Social Security will get an above-average COLA next year, experts predict

A leading advocacy group for retirees is predicting an above-average boost to Social Security next year — but it still may not be enough to keep up with inflation.

The cost-of-living adjustment (COLA) for the program in 2024 will likely be 3.2%, according to The Senior Citizens League, a nonprofit seniors group in Alexandria, Virginia. That’s more than the average COLA of the past 20 years, which has been 2.6%. 

But with prices rising at 3.7% year-on-year, according to the U.S. Bureau of Labor Statistics, some experts say seniors have little to celebrate.

“They’re not going to sneeze at it,” said Mary Johnson, a Social Security policy analyst at The Senior Citizens League. “This is a higher than average COLA, and they’re going to be internally breathing a sigh of relief. But they’re still going to be disappointed that … the actual amount of their increase is not going to be enough to maybe even pay the oil bill.”

The Social Security Administration will announce the official 2024 COLA in mid-October. Since 1975, the New Deal-era program has been adjusting benefits to keep pace with inflation — or attempting to do so — every year.

In 2023, the COLA was unusually high: 8.7%, the largest adjustment since 1981. And yet as prices continued to rise — and remained elevated from the previous, higher inflation of 2022 — many retirees still found themselves falling behind.

“From what we are hearing from people … the dollar amount of their increases really doesn’t go that far,” Johnson said. “Things like rent, housing, medical costs, repairs — all of these have remained higher than they were a year ago.”

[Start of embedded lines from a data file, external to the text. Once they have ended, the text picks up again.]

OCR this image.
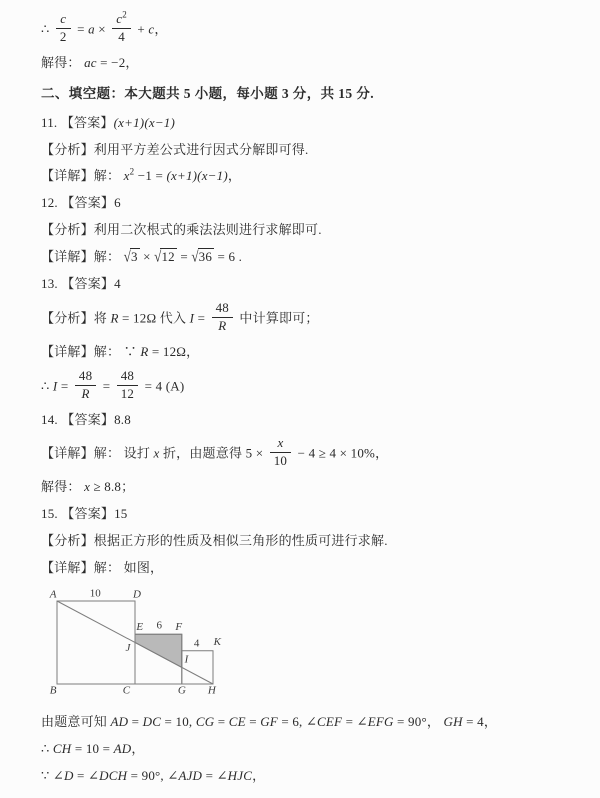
∴ $\frac{c}{2} = a \times \frac{c^2}{4} + c$，
解得： ac = −2，
二、填空题：本大题共 5 小题，每小题 3 分，共 15 分.
11. 【答案】(x+1)(x−1)
【分析】利用平方差公式进行因式分解即可得.
【详解】解： $x^2 -1 = (x+1)(x-1)$，
12. 【答案】6
【分析】利用二次根式的乘法法则进行求解即可.
【详解】解： √3 × √12 = √36 = 6 .
13. 【答案】4
【分析】将 R = 12Ω 代入 $I = \frac{48}{R}$ 中计算即可；
【详解】解： ∵ R = 12Ω，
∴ $I = \frac{48}{R} = \frac{48}{12} = 4$ (A)
14. 【答案】8.8
【详解】解： 设打 x 折，由题意得 $5 \times \frac{x}{10} - 4 \ge 4 \times 10\%$，
解得： x ≥ 8.8；
15. 【答案】15
【分析】根据正方形的性质及相似三角形的性质可进行求解.
【详解】解： 如图，
A	10	D
E 6 F
J	4 K
I
B	C	G H
由题意可知 AD = DC = 10, CG = CE = GF = 6, ∠CEF = ∠EFG = 90°， GH = 4，
∴ CH = 10 = AD，
∵ ∠D = ∠DCH = 90°, ∠AJD = ∠HJC，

In addition to that lingering elevation, the past two months have seen inflation tick back up after a year of decline. The Consumer Price Index increased year-on-year by 3.7% in August, up from 3.2% in July and 3% in June.

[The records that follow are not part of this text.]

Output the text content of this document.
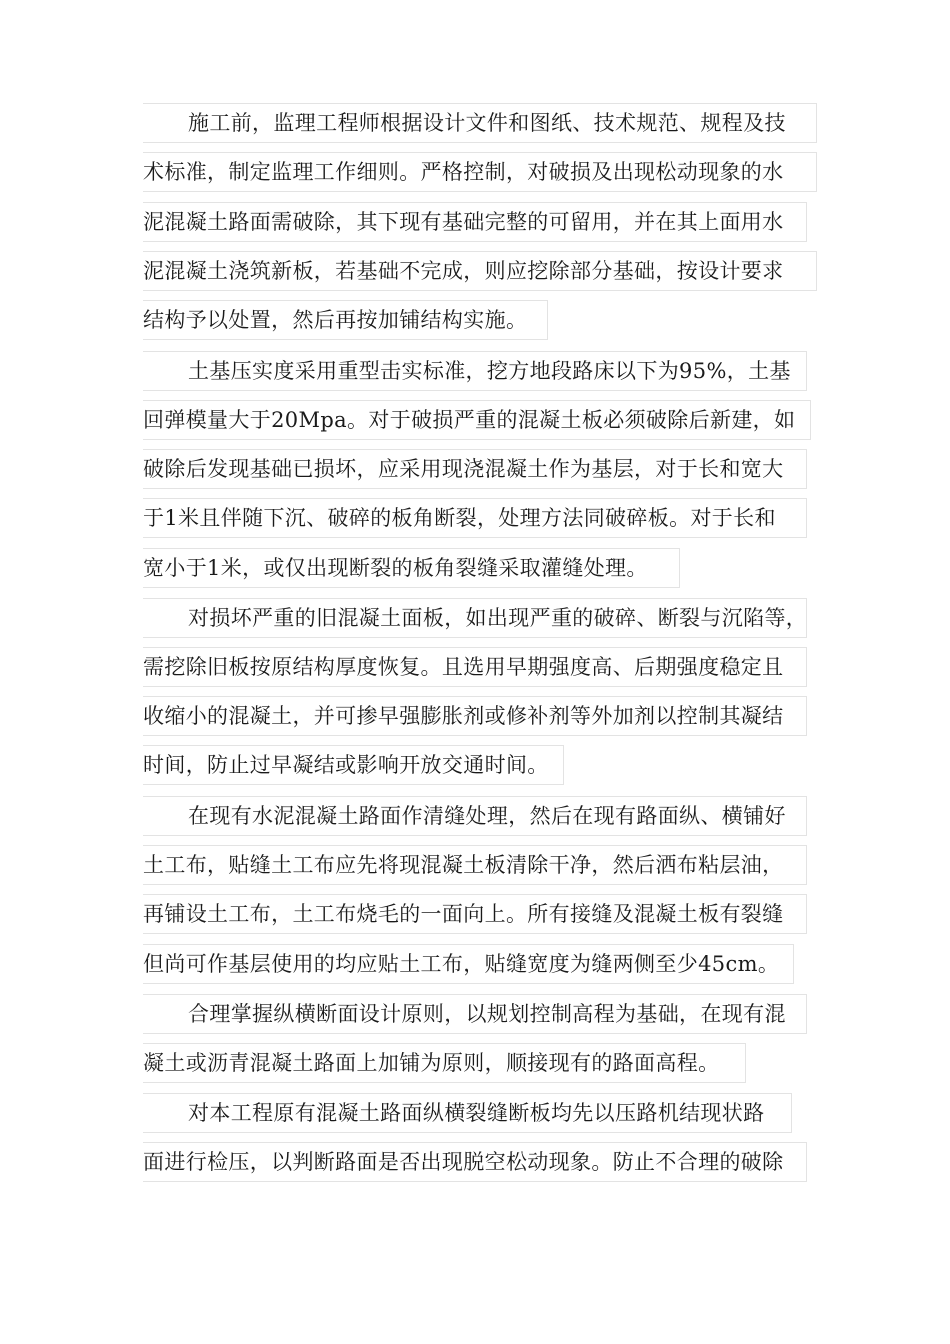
施工前，监理工程师根据设计文件和图纸、技术规范、规程及技
术标准，制定监理工作细则。严格控制，对破损及出现松动现象的水
泥混凝土路面需破除，其下现有基础完整的可留用，并在其上面用水
泥混凝土浇筑新板，若基础不完成，则应挖除部分基础，按设计要求
结构予以处置，然后再按加铺结构实施。
土基压实度采用重型击实标准，挖方地段路床以下为95%，土基
回弹模量大于20Mpa。对于破损严重的混凝土板必须破除后新建，如
破除后发现基础已损坏，应采用现浇混凝土作为基层，对于长和宽大
于1米且伴随下沉、破碎的板角断裂，处理方法同破碎板。对于长和
宽小于1米，或仅出现断裂的板角裂缝采取灌缝处理。
对损坏严重的旧混凝土面板，如出现严重的破碎、断裂与沉陷等，
需挖除旧板按原结构厚度恢复。且选用早期强度高、后期强度稳定且
收缩小的混凝土，并可掺早强膨胀剂或修补剂等外加剂以控制其凝结
时间，防止过早凝结或影响开放交通时间。
在现有水泥混凝土路面作清缝处理，然后在现有路面纵、横铺好
土工布，贴缝土工布应先将现混凝土板清除干净，然后洒布粘层油，
再铺设土工布，土工布烧毛的一面向上。所有接缝及混凝土板有裂缝
但尚可作基层使用的均应贴土工布，贴缝宽度为缝两侧至少45cm。
合理掌握纵横断面设计原则，以规划控制高程为基础，在现有混
凝土或沥青混凝土路面上加铺为原则，顺接现有的路面高程。
对本工程原有混凝土路面纵横裂缝断板均先以压路机结现状路
面进行检压，以判断路面是否出现脱空松动现象。防止不合理的破除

And in terms of the individual expenses seniors have to budget for, the numbers are often higher. Food prices, for example, rose by 4.3% in August, housing costs rose by 7.3% and medical care commodities rose by 4.5%.

Read more: Smaller Social Security COLA to tighten vise on retiree budgets

Against all these costs, Social Security offers an important lifeline. This year, 49.4 million retired workers rely on the program, receiving a total of $90.8 billion in benefits, according to the Social Security Administration.

And unlike other sources of income — such as retirement plans or annuities — Social Security is automatically adjusted, however imperfectly, for inflation. Many financial advisors see that as a significant advantage.

“The 3.2% COLA doesn’t seem all that impressive on a year to year basis, but it is incredibly valuable,” said Eric Amzalag, owner of Peak Financial Planning in Woodland Hills, California. “Household portfolio income is never guaranteed to be inflation-protected, because individuals are not in control of markets. Some years the market’s up, some years the market’s down.”

Even wealth managers with more affluent clients say Social Security is an important piece of the retirement puzzle — not because it provides substantial income by itself, but because it protects other funds from being disbursed too soon.

“Social Security becomes a vital source of reliable, consistent and inflation-adjusted income that my clients use to reduce the withdrawal demand on their savings,” said Erik Nero, founder of First Step Wealth Planning in Saratoga Springs, New York. “Clients aren’t going to book a vacation with the increase on their Social Security benefits, but the increase will help offset the rise in energy prices in their budget.”

What impact would a 3.2% COLA have? The Senior Citizens League calculates that the average benefit for a retiree is $1,790, so the new adjustment would add another $57.30 to each monthly check.

Whether that’s a lot or a little depends on one’s budget. In 2023, according to the league’s research, 37% of retirees spent between $1,000 and $2,000 per month, and 8% spent even less than that. For those seniors, an additional $57 could be significant.

Read more: Retirees say Social Security COLA is no match for inflation

However, another social program may eat into that cash before seniors can spend it. For those already collecting Social Security, Medicare Part B premiums are automatically deducted from their benefits. The dollar amount of those premiums for 2024 has not been announced yet, but Medicare’s Board of Trustees has predicted that they’ll increase next year from $164.90 to $174.80.

“Usually that deduction alone can consume most or all the cost-of-living adjustment,” Johnson said.

The upshot of all this is that the COLA is an important feature of Social Security benefits — especially in times of high inflation — but it does little to address the fact that those benefits are so limited to begin with.

“Social Security is one of the only forms of retirement income we have that’s adjusted for inflation,” Johnson said. “But it’s not fail-safe, and people are still falling behind.”